Again, I see the principle obstacle to this being the Invited Expert agreement and public statements that have been made about private Member agreements.

Patent Policy As I read the invited expert agreement [iea] it uses
"branching" (quoted - french-style) as an example of "creating
derivative works that include the Invited Expert's contributions when
those derivative works are likely to cause confusion about the status
of the W3C work or create risks of non-interoperability with a W3C
Recommendation" (see para. 3), rather than explicitly forbidding
particular styles of collaboration agreed to by the W3C working group
consistent with the process. I will follow up with W3C legal, but
rather than a real problem this seems to be where a rhetorical effort
to create difference might draw inspiration.

I also plan to follow up with W3C Legal.  Lets do so together.

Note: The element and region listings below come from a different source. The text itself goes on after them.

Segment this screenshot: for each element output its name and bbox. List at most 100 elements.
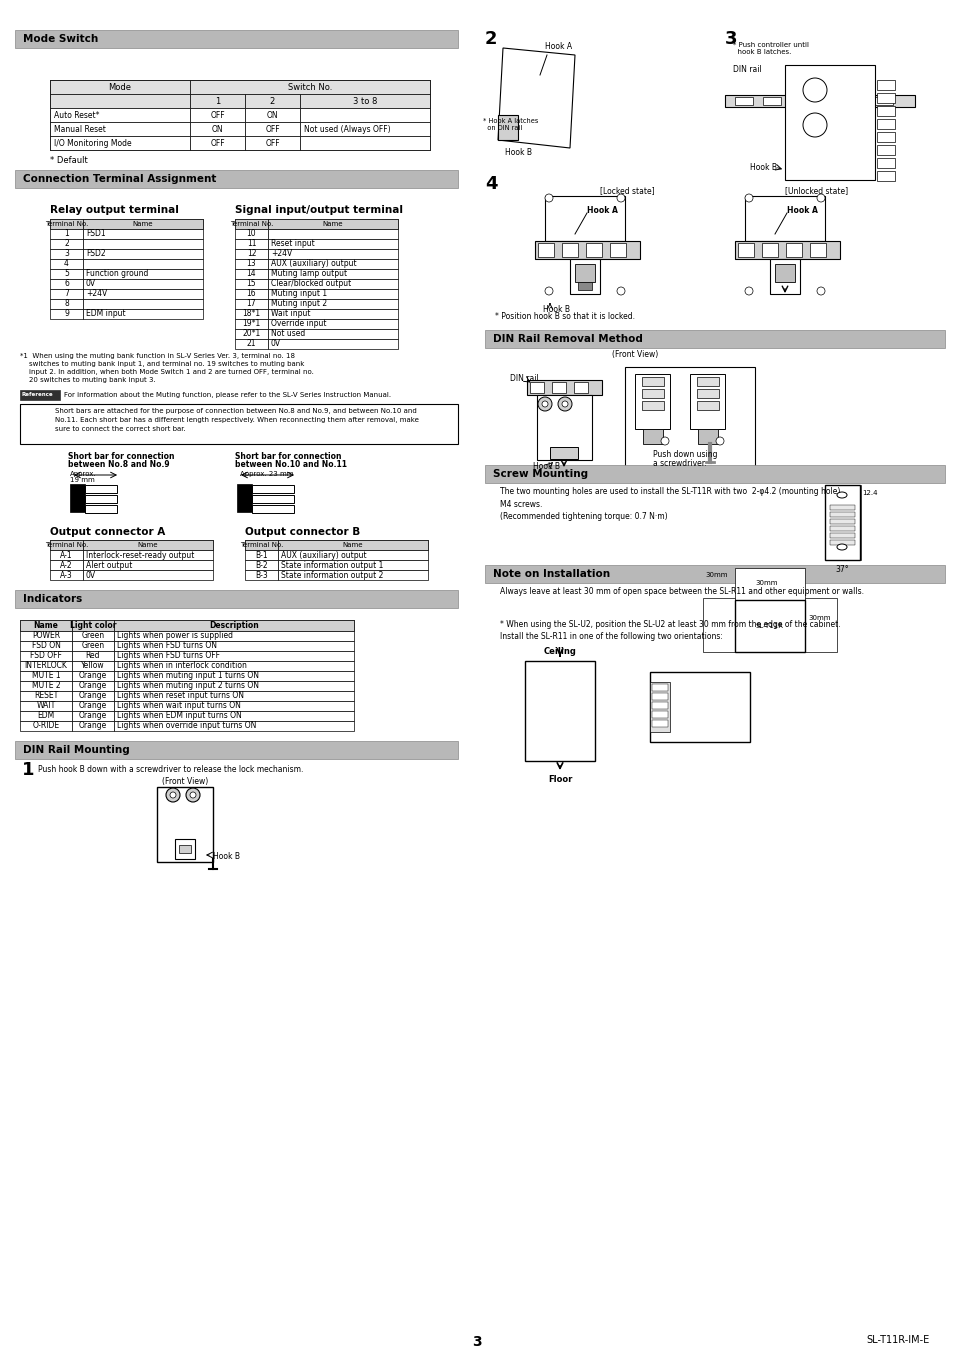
Bar bbox=[71, 620, 113, 631]
Text: DIN Rail Removal Method: DIN Rail Removal Method bbox=[493, 334, 642, 345]
Bar bbox=[484, 465, 944, 484]
Text: DIN Rail Mounting: DIN Rail Mounting bbox=[23, 744, 130, 755]
Bar bbox=[50, 540, 83, 550]
Bar bbox=[809, 243, 825, 257]
Text: Function ground: Function ground bbox=[86, 269, 149, 278]
Bar bbox=[698, 430, 718, 444]
Bar bbox=[829, 512, 854, 517]
Text: Hook B: Hook B bbox=[749, 163, 776, 172]
Bar bbox=[174, 839, 194, 859]
Bar bbox=[20, 711, 71, 721]
Bar bbox=[70, 484, 85, 512]
Text: Lights when muting input 1 turns ON: Lights when muting input 1 turns ON bbox=[117, 671, 258, 681]
Bar bbox=[50, 108, 190, 122]
Bar bbox=[113, 620, 354, 631]
Bar bbox=[268, 249, 397, 259]
Text: * Push controller until
  hook B latches.: * Push controller until hook B latches. bbox=[732, 42, 808, 55]
Bar bbox=[497, 115, 517, 141]
Text: NOTE: NOTE bbox=[22, 407, 44, 412]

I don't know where somebody read a restriction on something like the
workmode into the member agreement - I cannot see anything there
which supports such a reading.

W3C's position on forking has been consistent and controversial. My primary concern at this point is that it has become an obstacle to getting people to join the WebApps Working Group, and therefore an obstacle to obtaining the necessary patent commitments.

Consensus
Webapps has URL in its list of deliverables [chart], so doesn't need
more consensus to do work on it. We do need it for publishing drafts,
and for transition requests, etc.

[eds] http://www.w3.org/2014/Process-20140801/#general-requirements (the same 
text is in the 2005 document)
[chart] http://www.w3.org/2014/06/webapps-charter.html#deliverables
[wds] http://www.w3.org/Consortium/Patent-Policy-20040205/#sec-exclusion-resign
[iea] http://www.w3.org/Consortium/Legal/2014/08-invited-expert.html

WFM.

 Pull requests welcome!

Once discussion dies down, I'll try go get agreement between the URL
editors, the WebApps co-chairs and W3C Legal.  If/when that is complete,
this will go to W3C Management and whatever the WHATWG equivalent would be.